Publication: Eurasia Daily Monitor Volume: 3 Issue: 197

Astana played host to the Commonwealth of Independent States Energy Council on October 13, a meeting that triggered mixed emotions in Kazakhstan. The session was orchestrated by the head of Russia’s Unified Energy Systems, Anatoly Chubais, who optimistically reported that the meeting was “a very important step” in efforts to synchronize the energy supply systems of CIS countries with those of the European Union. He stressed that the technical and legal problems related to energy cooperation with EU countries had been “practically settled.” Chubais added that CIS countries and European Union members were at the same level in terms of the development of their energy infrastructure (Kazakhstanskaya pravda, October 14).

However, the rosy prospects that Chubais outlined cannot be taken for granted, and the disastrous Moscow blackout last winter remains a chilling reminder. Astana realizes very well that Russia, cornered by European demands for more transparent energy cooperation and an agonizing shortage of electricity in its regions, is desperately seeking to shore up its weakening influence on the Kazakh energy sector. In this context, the Russian side’s insistence on connecting CIS countries with interstate power lines can be seen as Moscow’s attempt to assert control over the energy policies of its former domain. The head of the Kazakh Energy Grid Operating Company (KEGOC), Kanat Bozumbayev, applauded a statement by Chubais suggesting that the Russian government is ready to invest $81 billion over five years to increase its power-generating capacity. But critics have many reasons to question Russia’s financial resources; over the last four years Russia has swung from being an electricity exporter to become dependent on imports. Chubais, who admitted that Russia is facing an “extremely complicated situation” with electricity supplies, stressed the need to “correct [Russia’s] export and import policy” (Aikyn, October 16).

Chubais made it clear that Russia, struggling with a surge in electricity demands, was planning to substantially reduce the power it supplies to Ukraine, Belarus, the Caucasus, and the Baltic states in the winter months. At the same time, Moscow intends to increase investment in Kazakhstan’s efforts to construct additional power generating facilities at the Ekibastuz-2 hydroelectric power station, near the southern border of Russia.

But the generous gift from Russia could turn into a Trojan horse. West Kazakhstan and Aktobe regions are dependent on Russian electricity suppliers, because the power lines from northern Qostanay region to western parts of the country pass through Russia. On October 1 the Russian electricity supplier, Inter RAO EES, announced a 9.5% rise in electricity prices for businesses and state enterprises in Aktobe region. Electricity bills for residents of Aktobe region increased by 21.3% between 2005 and 2006. The Russian electricity company claims that West Kazakhstan region owes $20 million for consumed electricity. Aktobe region, where electricity rates are the highest in the country, needs government subsidies of 30 million tenge to keep residents supplied with Russian electricity until the end of the year (Nachnem s ponedelnika, October 13).

In the past the Kazakh government made weak attempts to include the Aktobe and West Kazakhstan regions into the national power grid, but without success.

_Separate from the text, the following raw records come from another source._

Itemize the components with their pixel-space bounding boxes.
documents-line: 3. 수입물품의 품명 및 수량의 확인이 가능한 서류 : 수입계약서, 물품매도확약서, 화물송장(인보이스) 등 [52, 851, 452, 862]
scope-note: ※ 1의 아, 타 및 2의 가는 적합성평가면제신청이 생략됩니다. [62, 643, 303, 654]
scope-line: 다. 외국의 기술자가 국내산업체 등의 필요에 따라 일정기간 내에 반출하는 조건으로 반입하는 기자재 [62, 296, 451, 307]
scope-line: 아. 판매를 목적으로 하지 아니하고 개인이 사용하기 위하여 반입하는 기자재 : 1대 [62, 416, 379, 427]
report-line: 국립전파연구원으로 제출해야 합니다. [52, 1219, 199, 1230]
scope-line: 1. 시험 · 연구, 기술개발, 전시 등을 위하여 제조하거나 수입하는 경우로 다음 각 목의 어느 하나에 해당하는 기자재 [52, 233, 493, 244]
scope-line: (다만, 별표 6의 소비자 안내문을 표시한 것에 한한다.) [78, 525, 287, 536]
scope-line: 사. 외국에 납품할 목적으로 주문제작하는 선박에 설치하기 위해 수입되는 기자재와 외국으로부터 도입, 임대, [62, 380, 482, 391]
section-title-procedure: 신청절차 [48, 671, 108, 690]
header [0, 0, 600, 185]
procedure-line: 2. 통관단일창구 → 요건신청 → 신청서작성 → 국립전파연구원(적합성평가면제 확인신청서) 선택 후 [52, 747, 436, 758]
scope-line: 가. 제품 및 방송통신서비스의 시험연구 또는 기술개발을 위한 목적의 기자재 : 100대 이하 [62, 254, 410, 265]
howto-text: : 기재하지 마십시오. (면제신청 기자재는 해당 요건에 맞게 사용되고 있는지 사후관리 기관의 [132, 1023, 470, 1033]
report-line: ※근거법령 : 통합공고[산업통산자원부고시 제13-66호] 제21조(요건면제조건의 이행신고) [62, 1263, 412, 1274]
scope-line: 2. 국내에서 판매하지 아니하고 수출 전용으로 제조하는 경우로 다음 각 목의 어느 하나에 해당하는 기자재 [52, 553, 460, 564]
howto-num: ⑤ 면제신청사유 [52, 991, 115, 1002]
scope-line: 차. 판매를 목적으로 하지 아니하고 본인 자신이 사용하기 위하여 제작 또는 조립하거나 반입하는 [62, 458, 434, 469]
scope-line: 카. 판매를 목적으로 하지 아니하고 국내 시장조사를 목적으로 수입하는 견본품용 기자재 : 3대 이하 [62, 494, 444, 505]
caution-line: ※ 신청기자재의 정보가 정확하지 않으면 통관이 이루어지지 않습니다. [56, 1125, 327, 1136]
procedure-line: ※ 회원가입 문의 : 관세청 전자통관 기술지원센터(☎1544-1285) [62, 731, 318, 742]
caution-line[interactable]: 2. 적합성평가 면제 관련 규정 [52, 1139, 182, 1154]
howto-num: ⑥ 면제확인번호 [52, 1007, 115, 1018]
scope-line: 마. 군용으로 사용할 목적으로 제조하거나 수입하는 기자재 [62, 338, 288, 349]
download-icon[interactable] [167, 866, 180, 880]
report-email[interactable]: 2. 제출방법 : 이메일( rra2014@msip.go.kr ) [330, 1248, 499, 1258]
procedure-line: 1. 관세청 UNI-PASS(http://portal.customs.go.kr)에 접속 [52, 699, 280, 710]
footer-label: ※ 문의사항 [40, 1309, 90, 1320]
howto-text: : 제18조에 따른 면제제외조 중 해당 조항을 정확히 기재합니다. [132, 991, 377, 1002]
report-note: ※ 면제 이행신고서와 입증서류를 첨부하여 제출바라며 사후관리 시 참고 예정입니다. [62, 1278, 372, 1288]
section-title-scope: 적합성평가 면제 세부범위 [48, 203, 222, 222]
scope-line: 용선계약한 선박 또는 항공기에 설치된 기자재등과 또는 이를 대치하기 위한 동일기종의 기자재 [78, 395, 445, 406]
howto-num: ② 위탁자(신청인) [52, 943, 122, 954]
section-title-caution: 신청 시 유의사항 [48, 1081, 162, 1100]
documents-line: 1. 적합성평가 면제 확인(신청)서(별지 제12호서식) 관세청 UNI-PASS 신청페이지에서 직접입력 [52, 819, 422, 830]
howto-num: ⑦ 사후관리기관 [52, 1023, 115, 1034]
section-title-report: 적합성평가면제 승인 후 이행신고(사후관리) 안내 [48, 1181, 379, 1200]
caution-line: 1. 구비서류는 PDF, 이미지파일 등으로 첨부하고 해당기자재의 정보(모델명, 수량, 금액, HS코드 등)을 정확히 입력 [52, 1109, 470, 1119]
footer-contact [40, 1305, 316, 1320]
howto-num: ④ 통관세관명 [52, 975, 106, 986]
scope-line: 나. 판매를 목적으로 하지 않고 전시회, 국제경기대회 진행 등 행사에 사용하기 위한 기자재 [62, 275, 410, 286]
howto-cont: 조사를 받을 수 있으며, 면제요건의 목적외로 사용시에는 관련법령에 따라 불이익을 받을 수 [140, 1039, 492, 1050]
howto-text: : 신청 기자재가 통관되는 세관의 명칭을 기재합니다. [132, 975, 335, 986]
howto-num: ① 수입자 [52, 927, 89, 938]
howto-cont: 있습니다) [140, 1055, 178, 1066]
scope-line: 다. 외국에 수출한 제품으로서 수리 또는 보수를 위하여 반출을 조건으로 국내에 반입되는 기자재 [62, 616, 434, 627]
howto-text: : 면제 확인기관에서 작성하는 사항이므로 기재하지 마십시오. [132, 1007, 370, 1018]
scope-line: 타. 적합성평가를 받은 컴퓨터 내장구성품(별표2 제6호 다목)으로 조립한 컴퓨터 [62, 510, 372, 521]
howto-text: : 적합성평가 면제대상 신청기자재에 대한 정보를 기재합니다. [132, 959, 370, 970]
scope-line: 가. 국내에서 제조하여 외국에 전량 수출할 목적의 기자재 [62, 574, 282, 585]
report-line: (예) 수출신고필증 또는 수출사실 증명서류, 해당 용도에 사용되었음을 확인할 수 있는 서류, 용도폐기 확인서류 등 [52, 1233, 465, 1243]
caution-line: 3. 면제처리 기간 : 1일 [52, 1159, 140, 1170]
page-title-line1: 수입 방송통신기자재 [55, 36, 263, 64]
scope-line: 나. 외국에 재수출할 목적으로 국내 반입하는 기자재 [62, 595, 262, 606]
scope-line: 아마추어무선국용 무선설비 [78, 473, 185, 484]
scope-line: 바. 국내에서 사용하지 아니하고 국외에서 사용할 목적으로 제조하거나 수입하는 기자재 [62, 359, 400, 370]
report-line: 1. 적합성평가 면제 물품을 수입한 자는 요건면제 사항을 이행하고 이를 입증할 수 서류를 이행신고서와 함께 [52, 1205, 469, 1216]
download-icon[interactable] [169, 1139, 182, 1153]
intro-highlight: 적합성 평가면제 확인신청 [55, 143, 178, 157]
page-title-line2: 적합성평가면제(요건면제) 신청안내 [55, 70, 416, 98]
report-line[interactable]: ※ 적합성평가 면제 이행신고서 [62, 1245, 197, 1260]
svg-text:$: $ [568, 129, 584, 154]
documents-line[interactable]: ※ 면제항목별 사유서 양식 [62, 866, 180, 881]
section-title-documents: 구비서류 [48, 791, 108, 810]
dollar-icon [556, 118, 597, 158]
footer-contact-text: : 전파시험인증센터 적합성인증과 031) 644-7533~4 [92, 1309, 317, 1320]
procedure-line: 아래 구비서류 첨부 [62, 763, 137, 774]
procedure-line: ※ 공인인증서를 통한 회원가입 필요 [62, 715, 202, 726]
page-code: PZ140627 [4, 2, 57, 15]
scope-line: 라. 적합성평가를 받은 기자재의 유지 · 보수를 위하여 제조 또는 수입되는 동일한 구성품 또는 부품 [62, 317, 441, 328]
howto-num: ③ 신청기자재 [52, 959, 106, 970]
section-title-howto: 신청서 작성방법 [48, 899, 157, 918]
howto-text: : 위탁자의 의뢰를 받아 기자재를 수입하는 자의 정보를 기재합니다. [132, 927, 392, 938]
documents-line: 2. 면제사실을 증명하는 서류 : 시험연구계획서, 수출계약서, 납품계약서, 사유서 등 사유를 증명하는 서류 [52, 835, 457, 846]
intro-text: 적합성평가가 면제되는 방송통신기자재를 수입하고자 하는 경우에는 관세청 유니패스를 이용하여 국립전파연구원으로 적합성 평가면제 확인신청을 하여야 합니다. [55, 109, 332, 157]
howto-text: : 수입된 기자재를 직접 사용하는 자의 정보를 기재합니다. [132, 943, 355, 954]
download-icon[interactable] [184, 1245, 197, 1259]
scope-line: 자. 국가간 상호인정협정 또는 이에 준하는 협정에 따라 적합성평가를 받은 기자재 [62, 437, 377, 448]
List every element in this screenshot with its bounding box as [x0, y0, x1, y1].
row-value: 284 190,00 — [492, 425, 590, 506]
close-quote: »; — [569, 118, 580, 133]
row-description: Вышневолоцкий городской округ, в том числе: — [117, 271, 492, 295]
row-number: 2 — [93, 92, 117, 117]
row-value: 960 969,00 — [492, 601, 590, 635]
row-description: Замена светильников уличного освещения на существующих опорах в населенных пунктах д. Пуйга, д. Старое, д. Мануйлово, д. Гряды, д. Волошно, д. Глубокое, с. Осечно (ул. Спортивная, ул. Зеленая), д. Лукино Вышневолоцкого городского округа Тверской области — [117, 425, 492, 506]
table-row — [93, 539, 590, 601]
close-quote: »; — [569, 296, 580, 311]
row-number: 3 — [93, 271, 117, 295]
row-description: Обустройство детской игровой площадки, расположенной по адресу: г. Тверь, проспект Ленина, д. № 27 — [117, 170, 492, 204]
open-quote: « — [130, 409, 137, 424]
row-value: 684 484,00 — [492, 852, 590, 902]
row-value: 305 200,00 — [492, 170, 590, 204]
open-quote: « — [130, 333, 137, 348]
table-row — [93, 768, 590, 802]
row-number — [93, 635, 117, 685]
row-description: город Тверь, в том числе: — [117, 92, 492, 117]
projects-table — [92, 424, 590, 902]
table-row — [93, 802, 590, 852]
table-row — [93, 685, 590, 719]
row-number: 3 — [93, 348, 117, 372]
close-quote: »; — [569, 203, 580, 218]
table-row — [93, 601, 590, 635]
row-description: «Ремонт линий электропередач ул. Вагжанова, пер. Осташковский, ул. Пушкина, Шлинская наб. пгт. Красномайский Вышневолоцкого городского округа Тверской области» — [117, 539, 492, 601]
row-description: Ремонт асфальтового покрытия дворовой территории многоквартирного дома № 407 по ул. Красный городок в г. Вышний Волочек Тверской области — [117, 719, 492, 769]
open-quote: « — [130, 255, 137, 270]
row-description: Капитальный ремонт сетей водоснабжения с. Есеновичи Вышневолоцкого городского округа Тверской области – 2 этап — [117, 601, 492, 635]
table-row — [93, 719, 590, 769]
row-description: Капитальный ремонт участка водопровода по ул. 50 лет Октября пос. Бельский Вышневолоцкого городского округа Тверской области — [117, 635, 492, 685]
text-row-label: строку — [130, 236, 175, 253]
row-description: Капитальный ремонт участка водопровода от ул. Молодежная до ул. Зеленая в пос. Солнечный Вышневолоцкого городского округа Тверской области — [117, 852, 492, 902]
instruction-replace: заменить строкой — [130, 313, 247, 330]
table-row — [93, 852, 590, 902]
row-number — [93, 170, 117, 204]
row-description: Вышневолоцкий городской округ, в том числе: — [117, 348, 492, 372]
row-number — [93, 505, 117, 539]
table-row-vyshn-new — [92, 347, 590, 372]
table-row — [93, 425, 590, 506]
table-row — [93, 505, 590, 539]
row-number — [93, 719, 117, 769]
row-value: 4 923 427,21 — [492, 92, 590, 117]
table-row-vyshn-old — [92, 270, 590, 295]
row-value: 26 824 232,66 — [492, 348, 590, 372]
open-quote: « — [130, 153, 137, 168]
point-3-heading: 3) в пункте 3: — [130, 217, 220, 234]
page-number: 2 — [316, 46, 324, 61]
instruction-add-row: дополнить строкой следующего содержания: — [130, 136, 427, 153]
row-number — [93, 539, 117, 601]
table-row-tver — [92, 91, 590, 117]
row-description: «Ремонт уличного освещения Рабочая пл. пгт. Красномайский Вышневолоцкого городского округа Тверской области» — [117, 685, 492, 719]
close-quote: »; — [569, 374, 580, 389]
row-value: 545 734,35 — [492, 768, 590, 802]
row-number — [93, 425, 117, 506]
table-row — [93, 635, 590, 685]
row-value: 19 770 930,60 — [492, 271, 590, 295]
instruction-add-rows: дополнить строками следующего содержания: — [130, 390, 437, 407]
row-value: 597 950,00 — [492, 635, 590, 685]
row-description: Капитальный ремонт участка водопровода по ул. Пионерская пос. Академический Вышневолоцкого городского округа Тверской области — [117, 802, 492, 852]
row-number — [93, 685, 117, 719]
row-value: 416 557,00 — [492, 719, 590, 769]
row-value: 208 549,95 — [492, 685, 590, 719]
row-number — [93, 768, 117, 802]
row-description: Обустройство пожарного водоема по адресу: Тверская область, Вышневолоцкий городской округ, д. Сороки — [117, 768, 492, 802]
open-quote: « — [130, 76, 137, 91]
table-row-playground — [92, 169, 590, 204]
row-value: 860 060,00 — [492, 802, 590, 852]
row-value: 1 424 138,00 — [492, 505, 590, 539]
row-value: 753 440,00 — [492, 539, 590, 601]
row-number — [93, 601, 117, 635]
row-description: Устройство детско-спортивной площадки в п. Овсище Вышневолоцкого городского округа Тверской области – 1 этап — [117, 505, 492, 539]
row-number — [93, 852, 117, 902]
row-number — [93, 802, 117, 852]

The latest project envisages the construction of a 500-kilometer power line to link the western regions with North Kazakhstan. But without investment funds, the plan is a long way from implementation.

Meanwhile, Russia is set to take advantage of the deplorable state of Kazakhstan’s electricity infrastructure. KEGOK and the Unified Electricity Grid of Russia (RAO EES) reached an agreement whereby North Kazakhstan will supply electricity to the Urals region of Russia in exchange for Russian power supplies to West Kazakhstan and Aktobe. KEGOK president Bozumbayev has estimated that Kazakhstan needs to invest $4 billion to develop new energy sources (Express-K, October 18).

Astana apparently is fed up with Moscow’s high-handedness and inflexibility regarding energy issues. The existing energy partnership with Russia and declared “common interests” are increasingly creating obstacles for Kazakhstan rather than solving energy problems.

In addition to electricity, the two countries are taking different approaches to gas supplies. Moscow jealously reacted to Kazakhstan’s plan to build a gas pipeline along the Caspian seabed, citing potential environmental threats. Nevertheless, speaking recently in Astana, the head of the European Commission on Eastern Europe, the Caucasus, and Central Asia, Hughes Mingarelli, stressed the significance of the project for the European Union, a shared interest that is another source of irritation for Moscow. Kazakhstan is willing to risk spoiling relations with its neighbor for the sake of energy independence from Russia’s Gazprom monopoly. Part of this attempt is the proposed gas pipeline from Kazakhstan to China, which remains on the drawing board (Novoye Pokolenie, October 13).

In light of the ongoing discussions on energy issues between Moscow and Western countries, there is little reason to believe that Chubais is sincere when he speaks approvingly about plans to build an “energy bridge” between the CIS and the European Union. But the European energy market does hold huge potential for Kazakhstan. Astana’s growing independence from Russia in shaping its energy strategy is bringing that country nearer to the EU, and eventually, Astana will have to make a choice between Europe and Russia.